Thursday, May 6, 2010

Chely Wright: Country Music and Coming Out

courtesy of last.fm
Early this week, before the People feature "officially" broke, AfterEllen's Heather Hogan posted one of the best stories on country singer Chely Wright's coming out: Five Reasons Why Chely Wright's Coming Out Matters.

This was particularly poignant:
1) It always matters when anyone comes out.

People who have already come out and are surrounded by supportive communities often forget the dark fog of fear and shame and confusion that lives inside the closet. Some people say that coming out is an ethical obligation, and that if all the closeted gay people in all the world climbed up on chairs and jumped off at the same time, the whole earth would be thrown off-course. Or at the very least, gay people would start to see some civil liberty equality.

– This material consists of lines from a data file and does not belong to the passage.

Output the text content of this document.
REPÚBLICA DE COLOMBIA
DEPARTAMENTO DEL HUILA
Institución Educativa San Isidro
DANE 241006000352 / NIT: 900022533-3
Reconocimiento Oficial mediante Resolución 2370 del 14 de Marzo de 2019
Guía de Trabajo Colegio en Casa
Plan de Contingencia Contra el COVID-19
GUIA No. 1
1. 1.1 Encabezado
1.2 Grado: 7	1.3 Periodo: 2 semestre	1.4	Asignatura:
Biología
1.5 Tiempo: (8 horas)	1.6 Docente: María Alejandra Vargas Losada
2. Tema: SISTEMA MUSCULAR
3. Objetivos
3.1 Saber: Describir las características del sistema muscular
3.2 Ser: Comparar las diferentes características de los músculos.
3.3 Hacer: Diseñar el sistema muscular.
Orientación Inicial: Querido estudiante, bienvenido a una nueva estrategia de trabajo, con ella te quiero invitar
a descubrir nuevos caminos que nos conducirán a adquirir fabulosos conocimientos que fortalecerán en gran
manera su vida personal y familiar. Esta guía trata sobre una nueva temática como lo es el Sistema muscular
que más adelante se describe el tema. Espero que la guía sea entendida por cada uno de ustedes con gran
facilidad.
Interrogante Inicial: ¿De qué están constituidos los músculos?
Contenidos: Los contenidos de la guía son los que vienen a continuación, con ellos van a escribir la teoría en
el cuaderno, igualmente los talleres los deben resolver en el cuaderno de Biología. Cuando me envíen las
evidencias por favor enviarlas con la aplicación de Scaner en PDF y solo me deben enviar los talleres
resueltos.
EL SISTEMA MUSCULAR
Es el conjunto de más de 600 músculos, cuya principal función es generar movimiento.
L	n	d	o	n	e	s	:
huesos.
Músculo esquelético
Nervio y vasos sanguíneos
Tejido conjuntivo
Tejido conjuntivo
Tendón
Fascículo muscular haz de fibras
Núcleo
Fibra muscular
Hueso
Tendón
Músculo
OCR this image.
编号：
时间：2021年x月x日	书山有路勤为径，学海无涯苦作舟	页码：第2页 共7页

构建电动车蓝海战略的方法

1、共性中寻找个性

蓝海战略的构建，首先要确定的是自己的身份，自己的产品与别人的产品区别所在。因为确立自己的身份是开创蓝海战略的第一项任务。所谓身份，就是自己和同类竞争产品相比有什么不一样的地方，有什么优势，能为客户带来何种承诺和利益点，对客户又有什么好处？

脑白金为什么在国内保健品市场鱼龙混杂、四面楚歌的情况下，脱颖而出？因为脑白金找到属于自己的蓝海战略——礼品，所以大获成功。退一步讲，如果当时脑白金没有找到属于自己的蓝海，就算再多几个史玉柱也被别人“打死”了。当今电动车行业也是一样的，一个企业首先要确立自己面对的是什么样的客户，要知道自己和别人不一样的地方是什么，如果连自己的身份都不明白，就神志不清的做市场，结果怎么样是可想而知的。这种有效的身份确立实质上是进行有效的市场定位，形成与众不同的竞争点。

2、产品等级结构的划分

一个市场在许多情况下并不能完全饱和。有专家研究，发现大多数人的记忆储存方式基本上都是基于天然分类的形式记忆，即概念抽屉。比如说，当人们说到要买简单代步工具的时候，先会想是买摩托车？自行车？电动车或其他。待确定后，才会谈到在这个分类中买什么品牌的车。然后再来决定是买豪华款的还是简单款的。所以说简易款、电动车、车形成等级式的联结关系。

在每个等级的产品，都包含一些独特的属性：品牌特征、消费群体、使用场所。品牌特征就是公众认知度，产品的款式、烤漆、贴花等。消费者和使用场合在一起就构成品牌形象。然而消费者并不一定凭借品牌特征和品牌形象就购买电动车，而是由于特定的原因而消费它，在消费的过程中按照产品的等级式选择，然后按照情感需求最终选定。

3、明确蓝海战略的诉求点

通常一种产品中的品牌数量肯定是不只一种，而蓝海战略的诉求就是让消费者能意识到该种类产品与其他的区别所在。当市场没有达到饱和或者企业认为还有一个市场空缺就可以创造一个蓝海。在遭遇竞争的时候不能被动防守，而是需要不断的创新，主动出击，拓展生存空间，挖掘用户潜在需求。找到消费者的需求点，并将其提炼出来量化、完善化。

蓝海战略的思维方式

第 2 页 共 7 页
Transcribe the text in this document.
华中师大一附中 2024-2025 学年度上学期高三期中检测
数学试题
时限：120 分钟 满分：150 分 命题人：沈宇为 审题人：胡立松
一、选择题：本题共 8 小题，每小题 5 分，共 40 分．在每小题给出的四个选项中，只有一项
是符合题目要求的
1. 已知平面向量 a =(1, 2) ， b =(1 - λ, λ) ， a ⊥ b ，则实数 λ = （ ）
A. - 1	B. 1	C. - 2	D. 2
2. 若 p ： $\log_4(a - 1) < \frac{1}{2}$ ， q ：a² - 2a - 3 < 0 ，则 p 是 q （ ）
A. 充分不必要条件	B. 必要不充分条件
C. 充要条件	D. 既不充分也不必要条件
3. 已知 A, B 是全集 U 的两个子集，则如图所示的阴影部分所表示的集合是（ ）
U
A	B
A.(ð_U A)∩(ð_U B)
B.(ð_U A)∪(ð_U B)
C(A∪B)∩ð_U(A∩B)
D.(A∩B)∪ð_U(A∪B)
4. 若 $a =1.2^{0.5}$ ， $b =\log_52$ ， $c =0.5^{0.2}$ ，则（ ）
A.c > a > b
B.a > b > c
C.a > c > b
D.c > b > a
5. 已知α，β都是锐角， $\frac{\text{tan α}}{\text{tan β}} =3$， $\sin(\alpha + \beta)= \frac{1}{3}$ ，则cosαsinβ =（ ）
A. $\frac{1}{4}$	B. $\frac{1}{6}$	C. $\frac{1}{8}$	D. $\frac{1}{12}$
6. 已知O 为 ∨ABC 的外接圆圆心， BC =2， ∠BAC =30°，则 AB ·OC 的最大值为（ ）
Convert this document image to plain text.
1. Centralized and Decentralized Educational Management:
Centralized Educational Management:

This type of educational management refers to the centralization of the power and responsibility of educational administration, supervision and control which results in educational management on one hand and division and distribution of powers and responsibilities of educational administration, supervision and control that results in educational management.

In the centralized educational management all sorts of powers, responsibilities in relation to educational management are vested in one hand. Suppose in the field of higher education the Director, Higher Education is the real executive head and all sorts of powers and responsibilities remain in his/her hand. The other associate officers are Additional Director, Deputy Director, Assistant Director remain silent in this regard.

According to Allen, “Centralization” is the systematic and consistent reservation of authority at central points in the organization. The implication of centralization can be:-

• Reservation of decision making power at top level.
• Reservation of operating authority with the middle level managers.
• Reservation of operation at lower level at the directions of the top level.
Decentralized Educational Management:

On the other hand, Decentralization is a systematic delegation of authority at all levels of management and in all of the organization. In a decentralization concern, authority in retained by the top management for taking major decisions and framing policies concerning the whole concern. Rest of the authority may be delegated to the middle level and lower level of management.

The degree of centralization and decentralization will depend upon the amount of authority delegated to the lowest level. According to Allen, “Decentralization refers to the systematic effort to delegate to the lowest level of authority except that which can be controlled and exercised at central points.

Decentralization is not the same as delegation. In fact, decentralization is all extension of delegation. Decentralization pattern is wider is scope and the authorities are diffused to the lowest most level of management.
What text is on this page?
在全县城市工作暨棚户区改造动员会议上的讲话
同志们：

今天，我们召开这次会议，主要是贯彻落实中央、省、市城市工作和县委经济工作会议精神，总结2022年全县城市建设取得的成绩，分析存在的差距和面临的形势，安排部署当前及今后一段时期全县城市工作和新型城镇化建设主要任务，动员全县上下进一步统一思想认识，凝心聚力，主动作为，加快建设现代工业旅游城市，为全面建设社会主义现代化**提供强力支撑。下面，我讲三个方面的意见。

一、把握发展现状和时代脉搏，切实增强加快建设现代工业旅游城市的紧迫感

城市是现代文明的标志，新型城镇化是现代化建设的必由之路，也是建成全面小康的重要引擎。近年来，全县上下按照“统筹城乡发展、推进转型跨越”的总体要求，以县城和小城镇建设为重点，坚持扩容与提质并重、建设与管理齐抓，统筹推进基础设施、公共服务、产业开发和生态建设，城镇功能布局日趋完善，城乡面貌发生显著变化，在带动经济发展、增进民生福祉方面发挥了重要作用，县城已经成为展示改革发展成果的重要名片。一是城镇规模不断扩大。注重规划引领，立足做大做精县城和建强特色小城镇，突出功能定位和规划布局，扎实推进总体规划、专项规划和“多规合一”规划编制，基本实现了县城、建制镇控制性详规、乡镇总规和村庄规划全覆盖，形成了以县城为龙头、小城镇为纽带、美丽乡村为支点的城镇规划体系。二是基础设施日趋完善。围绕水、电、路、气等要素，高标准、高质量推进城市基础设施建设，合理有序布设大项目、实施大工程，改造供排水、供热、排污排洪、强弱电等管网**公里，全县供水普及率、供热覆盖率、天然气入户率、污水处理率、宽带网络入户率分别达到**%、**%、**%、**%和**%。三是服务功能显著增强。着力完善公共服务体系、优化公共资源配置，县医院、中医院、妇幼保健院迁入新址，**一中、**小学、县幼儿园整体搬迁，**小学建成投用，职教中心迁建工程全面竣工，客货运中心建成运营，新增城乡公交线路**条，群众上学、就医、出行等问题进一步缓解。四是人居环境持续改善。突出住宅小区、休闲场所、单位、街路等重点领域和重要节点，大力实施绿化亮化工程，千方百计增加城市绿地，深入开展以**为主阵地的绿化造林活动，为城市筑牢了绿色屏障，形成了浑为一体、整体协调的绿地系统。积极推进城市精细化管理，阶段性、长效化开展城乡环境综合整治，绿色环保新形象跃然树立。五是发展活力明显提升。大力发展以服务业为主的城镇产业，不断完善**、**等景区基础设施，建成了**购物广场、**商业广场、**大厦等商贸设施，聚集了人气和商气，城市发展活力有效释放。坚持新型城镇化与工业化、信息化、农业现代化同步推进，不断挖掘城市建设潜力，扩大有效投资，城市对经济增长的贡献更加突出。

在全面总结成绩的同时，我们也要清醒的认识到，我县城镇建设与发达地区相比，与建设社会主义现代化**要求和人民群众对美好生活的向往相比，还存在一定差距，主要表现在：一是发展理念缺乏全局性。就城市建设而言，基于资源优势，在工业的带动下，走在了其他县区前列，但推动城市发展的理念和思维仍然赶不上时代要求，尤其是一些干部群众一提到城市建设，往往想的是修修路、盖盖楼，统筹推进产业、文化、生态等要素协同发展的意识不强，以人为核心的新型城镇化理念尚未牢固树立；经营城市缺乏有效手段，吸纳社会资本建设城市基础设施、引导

I have pretty catholic (small "c") taste in music, and I'd never heard of Chely Wright until this week, after much speculation on which big-name country music star was going to come out as a lesbian in a People magazine story this week, and I'm not alone. Does this make it any less significant? No. Mainstream country is not exactly, well, diverse, and having an "out" star can only break down some of those barriers.

Jezebel's Dodai who posted Chely's Today Show interview adds:
At 39 years old, her coming out may not seem like a big deal to some, but it's a huge deal for her — and it's possible that her story (minus the country star part) sounds familiar to many men and women is this country who feel that they can't tell the truth.